The four major action directions first announced by the consortium clearly point to the implementation: digital asset circulation infrastructure, cultural tourism meta universe scene open platform, industrial digital twin common technology, and Internet 3.0 talent joint training. Shougang Construction Investment Co., Ltd. and Beijing Mobile announced that they will deploy 5G-A network throughout the park, supporting real-time cloud rendering and concurrent interaction with hundreds of people; Baidu AI Cloud and popular Qitian signed a contract to jointly build a large model driven virtual human agent platform; Blue cursor and the School of Animation and Digital Arts at Communication University of China have launched a school enterprise training base, aiming to cultivate 100 composite talents with artistic aesthetics and technical development abilities annually. These projects do not have a grand narrative packaging, each with a specific delivery schedule and quantifiable output indicators.
During the media group interview after the closing of the forum, a reporter asked Li Xiaoping, the head of the Strategic Development Department of Shougang Group, when the Internet 3.0 will be truly profitable. Li Xiaoping did not avoid it. He said that the current rental income of Shougang Park cannot cover the previous renovation investment, but to measure the transformation of the old industrial area, we cannot only look at the income statement of that year. We need to look at how many young engineers are gathered here, how many innovative projects from scratch are implemented, and how many solutions can be output to the outside world. He gave an example that a startup company in the park developed a digital twin training system for the Winter Olympics, which was purchased by Saudi Aramco this year for emergency drills in oil fields with a contract amount of 30 million yuan. This is not an account of real estate rent, it is an account of new quality productivity.

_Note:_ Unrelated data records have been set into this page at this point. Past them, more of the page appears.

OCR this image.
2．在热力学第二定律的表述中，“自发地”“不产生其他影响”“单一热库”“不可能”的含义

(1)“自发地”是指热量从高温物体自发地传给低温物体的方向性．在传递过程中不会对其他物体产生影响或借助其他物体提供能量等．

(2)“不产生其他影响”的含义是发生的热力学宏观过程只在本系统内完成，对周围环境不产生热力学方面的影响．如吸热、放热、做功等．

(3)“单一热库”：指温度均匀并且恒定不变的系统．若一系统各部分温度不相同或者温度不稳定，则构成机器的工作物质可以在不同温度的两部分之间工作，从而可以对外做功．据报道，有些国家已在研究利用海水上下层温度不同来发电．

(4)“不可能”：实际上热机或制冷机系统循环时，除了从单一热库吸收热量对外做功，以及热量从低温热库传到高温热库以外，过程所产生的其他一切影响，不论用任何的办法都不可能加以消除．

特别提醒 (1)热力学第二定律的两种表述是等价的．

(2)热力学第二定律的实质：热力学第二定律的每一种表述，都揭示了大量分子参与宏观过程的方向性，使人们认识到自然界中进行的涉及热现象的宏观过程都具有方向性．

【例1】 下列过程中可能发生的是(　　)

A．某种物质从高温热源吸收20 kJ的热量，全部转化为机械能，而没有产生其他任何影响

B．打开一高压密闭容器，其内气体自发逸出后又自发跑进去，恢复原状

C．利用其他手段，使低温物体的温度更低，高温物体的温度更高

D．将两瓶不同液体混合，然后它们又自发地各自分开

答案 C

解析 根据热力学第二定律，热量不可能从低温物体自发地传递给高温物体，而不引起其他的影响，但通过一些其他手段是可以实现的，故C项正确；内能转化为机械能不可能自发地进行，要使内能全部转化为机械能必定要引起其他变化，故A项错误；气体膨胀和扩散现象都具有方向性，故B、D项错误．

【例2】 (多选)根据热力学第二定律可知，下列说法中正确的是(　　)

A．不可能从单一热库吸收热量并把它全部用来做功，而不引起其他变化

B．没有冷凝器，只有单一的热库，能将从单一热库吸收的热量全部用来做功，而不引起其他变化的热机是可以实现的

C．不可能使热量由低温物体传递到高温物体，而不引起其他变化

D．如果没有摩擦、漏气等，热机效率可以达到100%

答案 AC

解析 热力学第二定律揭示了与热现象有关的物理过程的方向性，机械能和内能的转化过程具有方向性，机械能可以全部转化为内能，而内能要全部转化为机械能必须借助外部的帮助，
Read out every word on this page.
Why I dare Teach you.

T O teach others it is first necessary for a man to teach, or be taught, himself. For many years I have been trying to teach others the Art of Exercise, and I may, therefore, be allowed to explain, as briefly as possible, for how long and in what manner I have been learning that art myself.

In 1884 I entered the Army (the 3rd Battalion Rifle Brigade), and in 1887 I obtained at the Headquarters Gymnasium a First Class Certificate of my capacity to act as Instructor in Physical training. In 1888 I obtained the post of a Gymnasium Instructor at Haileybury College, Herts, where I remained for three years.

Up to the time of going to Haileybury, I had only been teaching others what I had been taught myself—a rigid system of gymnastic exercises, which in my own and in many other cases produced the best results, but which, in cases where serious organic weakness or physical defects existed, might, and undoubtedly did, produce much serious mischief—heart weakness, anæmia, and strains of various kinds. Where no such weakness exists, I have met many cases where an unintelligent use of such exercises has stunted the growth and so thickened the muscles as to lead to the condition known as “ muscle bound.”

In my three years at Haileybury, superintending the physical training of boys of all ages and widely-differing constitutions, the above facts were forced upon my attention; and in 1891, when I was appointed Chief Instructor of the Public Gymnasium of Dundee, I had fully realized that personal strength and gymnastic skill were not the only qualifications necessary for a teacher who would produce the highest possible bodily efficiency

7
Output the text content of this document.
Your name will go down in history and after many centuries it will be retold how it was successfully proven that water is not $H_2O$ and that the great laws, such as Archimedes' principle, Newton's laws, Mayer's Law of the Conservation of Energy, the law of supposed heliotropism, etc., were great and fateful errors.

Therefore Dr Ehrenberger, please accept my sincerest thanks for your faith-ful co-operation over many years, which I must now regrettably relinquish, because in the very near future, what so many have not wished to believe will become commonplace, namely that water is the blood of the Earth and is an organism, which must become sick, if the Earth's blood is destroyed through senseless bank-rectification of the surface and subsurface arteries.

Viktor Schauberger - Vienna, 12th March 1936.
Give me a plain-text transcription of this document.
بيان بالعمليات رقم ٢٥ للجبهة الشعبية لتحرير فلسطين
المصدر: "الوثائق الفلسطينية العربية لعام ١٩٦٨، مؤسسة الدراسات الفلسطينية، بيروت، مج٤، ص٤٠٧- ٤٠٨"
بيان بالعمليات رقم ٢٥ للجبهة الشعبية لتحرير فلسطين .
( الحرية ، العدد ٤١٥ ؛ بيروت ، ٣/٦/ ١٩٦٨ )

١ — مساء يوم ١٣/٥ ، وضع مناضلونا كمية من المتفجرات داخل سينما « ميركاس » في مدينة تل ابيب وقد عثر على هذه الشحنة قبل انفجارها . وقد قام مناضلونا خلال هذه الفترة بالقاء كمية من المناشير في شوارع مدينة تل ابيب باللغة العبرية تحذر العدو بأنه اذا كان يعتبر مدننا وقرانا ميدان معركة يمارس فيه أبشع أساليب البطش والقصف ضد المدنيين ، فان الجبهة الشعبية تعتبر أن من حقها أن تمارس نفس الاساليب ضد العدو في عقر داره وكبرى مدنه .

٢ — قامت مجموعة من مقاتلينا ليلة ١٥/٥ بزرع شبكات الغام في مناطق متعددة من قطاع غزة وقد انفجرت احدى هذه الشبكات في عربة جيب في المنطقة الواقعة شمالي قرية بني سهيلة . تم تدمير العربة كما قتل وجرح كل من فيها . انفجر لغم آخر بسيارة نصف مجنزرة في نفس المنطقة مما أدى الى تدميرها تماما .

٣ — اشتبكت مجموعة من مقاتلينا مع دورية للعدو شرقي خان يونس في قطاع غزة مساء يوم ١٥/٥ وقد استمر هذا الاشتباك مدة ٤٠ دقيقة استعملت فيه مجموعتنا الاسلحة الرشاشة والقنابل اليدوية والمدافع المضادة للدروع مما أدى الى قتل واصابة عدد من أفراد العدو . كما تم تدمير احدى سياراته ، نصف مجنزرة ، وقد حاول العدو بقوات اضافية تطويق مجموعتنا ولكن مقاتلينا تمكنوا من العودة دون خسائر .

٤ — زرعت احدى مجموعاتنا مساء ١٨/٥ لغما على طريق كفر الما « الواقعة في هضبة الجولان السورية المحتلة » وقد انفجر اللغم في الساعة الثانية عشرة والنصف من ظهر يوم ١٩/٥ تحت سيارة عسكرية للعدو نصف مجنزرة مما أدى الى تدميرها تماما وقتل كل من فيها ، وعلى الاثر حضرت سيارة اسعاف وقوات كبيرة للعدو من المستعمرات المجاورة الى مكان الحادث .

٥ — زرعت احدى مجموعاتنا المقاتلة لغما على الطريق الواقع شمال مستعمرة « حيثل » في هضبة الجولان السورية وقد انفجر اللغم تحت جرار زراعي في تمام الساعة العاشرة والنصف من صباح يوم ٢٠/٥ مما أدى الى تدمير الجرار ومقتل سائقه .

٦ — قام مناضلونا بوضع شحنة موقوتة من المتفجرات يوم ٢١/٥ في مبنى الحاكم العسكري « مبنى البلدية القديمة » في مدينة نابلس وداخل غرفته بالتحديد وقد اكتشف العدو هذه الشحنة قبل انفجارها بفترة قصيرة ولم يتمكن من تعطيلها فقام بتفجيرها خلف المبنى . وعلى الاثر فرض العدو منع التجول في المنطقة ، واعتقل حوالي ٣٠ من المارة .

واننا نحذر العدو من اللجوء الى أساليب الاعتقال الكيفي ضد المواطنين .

At six o'clock in the evening, the lights of Shougang Park gradually lit up. The 40 meter high furnace body of the Three Highs Furnace is projected into a huge digital canvas, playing in a loop the quotes of the forum guests on that day. The evening rush hour traffic outside the west gate of the park is jammed under the Fourth Ring Bridge. People in the car may not know that the future of the Internet has just been discussed in this old factory, but the 3D road conditions real-time rendered on their mobile phone maps, the package tracks delivered by nearby restaurants accurately recommended in social software, and e-commerce platforms the next day are all fruits of the evolution of the Internet from 1.0 to 3.0. From steelmaking to smelting, from molten iron to data flow, Shougang Park has completed a physical form reconstruction in ten years. The proposition of Internet 3.0 is to make this reconstruction from space to rules, from hardware to protocols, and from assets to equity. This forum and the consortium it has spawned are just stops in a long journey to confirm direction.